You fell into the trap: you got an institutional education. You funded that education with loans. Those loans, you still believe, will have to be repaid. Also, there’s all the consumer debt you slowly accumulated while looking for “a career,” that silly, stupid beast. Ah, now all the loans will be repaid by working them off. That’s why you work now, that’s why you have that bullshit job you have.
The hook went deep and it’s still got you. Can you feel it jerk its way into your gut?
Had you known, many years ago when you were young and stupid, that the goal of institutional education was to coerce you to work each day for the rest of your life on the grounds that you now had to pay off that debt you got, then you would have avoided the trap. Where were all the grown-ups, then? Huh? But you didn’t know and there weren’t any grown-ups (or they were out to exploit you) and you didn’t say no to that moron Common Sense: that education is “obviously” funded by taking out loans and that the point of education is to make you into a total worker.

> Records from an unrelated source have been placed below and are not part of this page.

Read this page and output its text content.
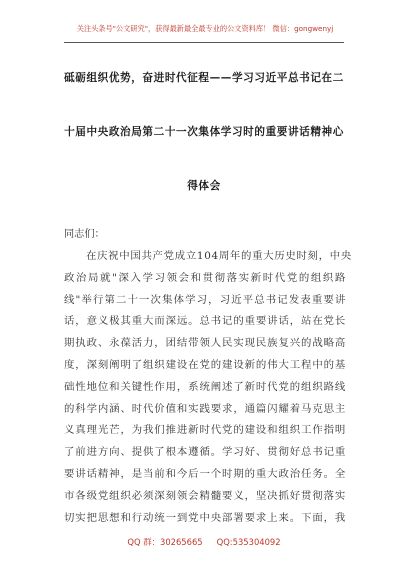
关注头条号"公文研究"，获得最新最全最专业的公文资料库！ 微信：gongwenyj
砥砺组织优势，奋进时代征程——学习习近平总书记在二
十届中央政治局第二十一次集体学习时的重要讲话精神心
得体会
同志们：
在庆祝中国共产党成立104周年的重大历史时刻，中央
政治局就"深入学习领会和贯彻落实新时代党的组织路
线"举行第二十一次集体学习，习近平总书记发表重要讲
话，意义极其重大而深远。总书记的重要讲话，站在党长
期执政、永葆活力，团结带领人民实现民族复兴的战略高
度，深刻阐明了组织建设在党的建设新的伟大工程中的基
础性地位和关键性作用，系统阐述了新时代党的组织路线
的科学内涵、时代价值和实践要求，通篇闪耀着马克思主
义真理光芒，为我们推进新时代党的建设和组织工作指明
了前进方向、提供了根本遵循。学习好、贯彻好总书记重
要讲话精神，是当前和今后一个时期的重大政治任务。全
市各级党组织必须深刻领会精髓要义，坚决抓好贯彻落实
切实把思想和行动统一到党中央部署要求上来。下面，我
QQ 群：30265665 QQ:535304092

Man is this shitty. But it gets worse.
Because since then you’ve deceived yourself into believing that old song and dance, which is really a new song and not much of a dance, about doing “meaningful work.” Bleck! You’re gonna work–you bought this lie too–most of your waking hours; you’re gonna work largely to pay off the debts you wouldn’t have had had you not be so “educated” (can it even be called education, or shall we better call it by its name: a nasty, ugly, rotten con?); and you trick yourself daily into believing that you’re doing meaningful work when in truth it’s a bullshit job. But all this is what the early Marx sniffed it out as: it’s ideology, that is, false consciousness, false beliefs, continually reinforced, about what is actually the case.
Oh but you know you’re not alone. Because everyone around you is working and working each day, all day because they too believe they have to pay off debts and because they too believe (i.e., make themselves believe) that they’re doing “something meaningful” with their lives. Stick first, carrot second. Indistinguishable actually because the carrot was always attached to the stick. That was the magic trick.

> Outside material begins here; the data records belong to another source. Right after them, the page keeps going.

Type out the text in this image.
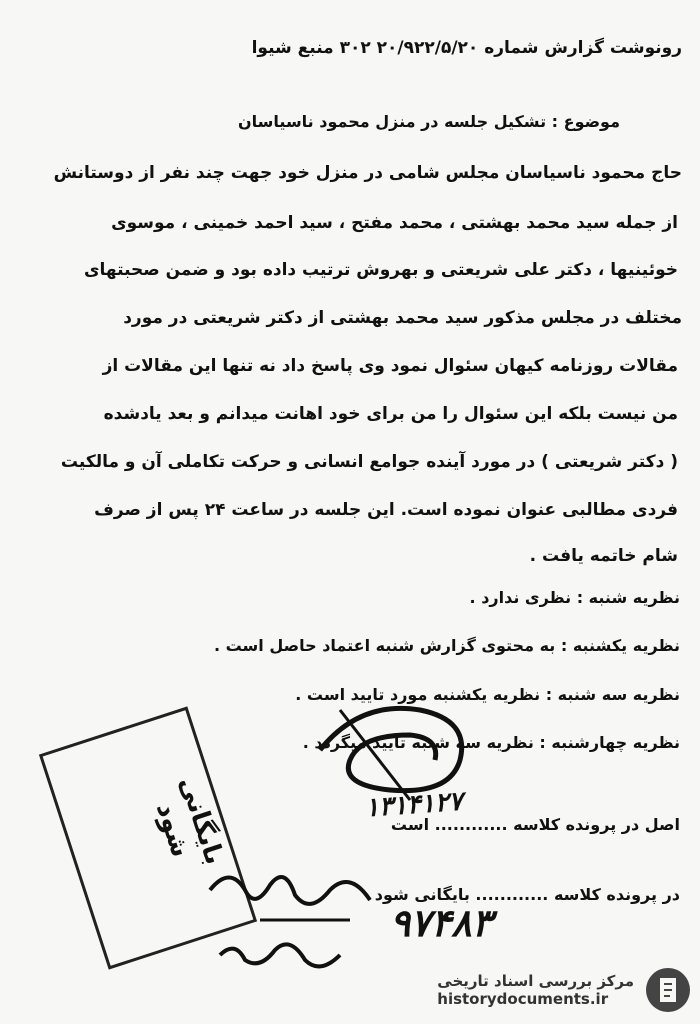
رونوشت گزارش شماره ۲۰/۹۲۲/۵/۲۰ ۳۰۲ منبع شیوا
موضوع : تشکیل جلسه در منزل محمود ناسیاسان
حاج محمود ناسیاسان مجلس شامی در منزل خود جهت چند نفر از دوستانش
از جمله سید محمد بهشتی ، محمد مفتح ، سید احمد خمینی ، موسوی
خوئینیها ، دکتر علی شریعتی و بهروش ترتیب داده بود و ضمن صحبتهای
مختلف در مجلس مذکور سید محمد بهشتی از دکتر شریعتی در مورد
مقالات روزنامه کیهان سئوال نمود وی پاسخ داد نه تنها این مقالات از
من نیست بلکه این سئوال را من برای خود اهانت میدانم و بعد یادشده
( دکتر شریعتی ) در مورد آینده جوامع انسانی و حرکت تکاملی آن و مالکیت
فردی مطالبی عنوان نموده است. این جلسه در ساعت ۲۴ پس از صرف
شام خاتمه یافت .
نظریه شنبه : نظری ندارد .
نظریه یکشنبه : به محتوی گزارش شنبه اعتماد حاصل است .
نظریه سه شنبه : نظریه یکشنبه مورد تایید است .
نظریه چهارشنبه : نظریه سه شنبه تایید میگردد .
بایگانی شود	اصل در پرونده کلاسه ............ است
۱۳۱۴۱۲۷
در پرونده کلاسه ............ بایگانی شود
۹۷۴۸۳
مرکز بررسی اسناد تاریخی
historydocuments.ir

The world of total work, meanwhile, casts its ever longer, ever larger shadow over the totality of life. Is there anything else? Huh, Amazon.com?
Now, maybe, maybe, you get the joke. The world of total work is a world of actual enslavement. Only this time each person has enslaved himself. Damn if that dead asshole Foucault wasn’t right about that. How about that for an absurdly new turn of events? Self-enslavement: perhaps, at such scale, a novel form of folly.
What other great inventions can we humans come up with? Come on now: something to outdo the Anthropocene.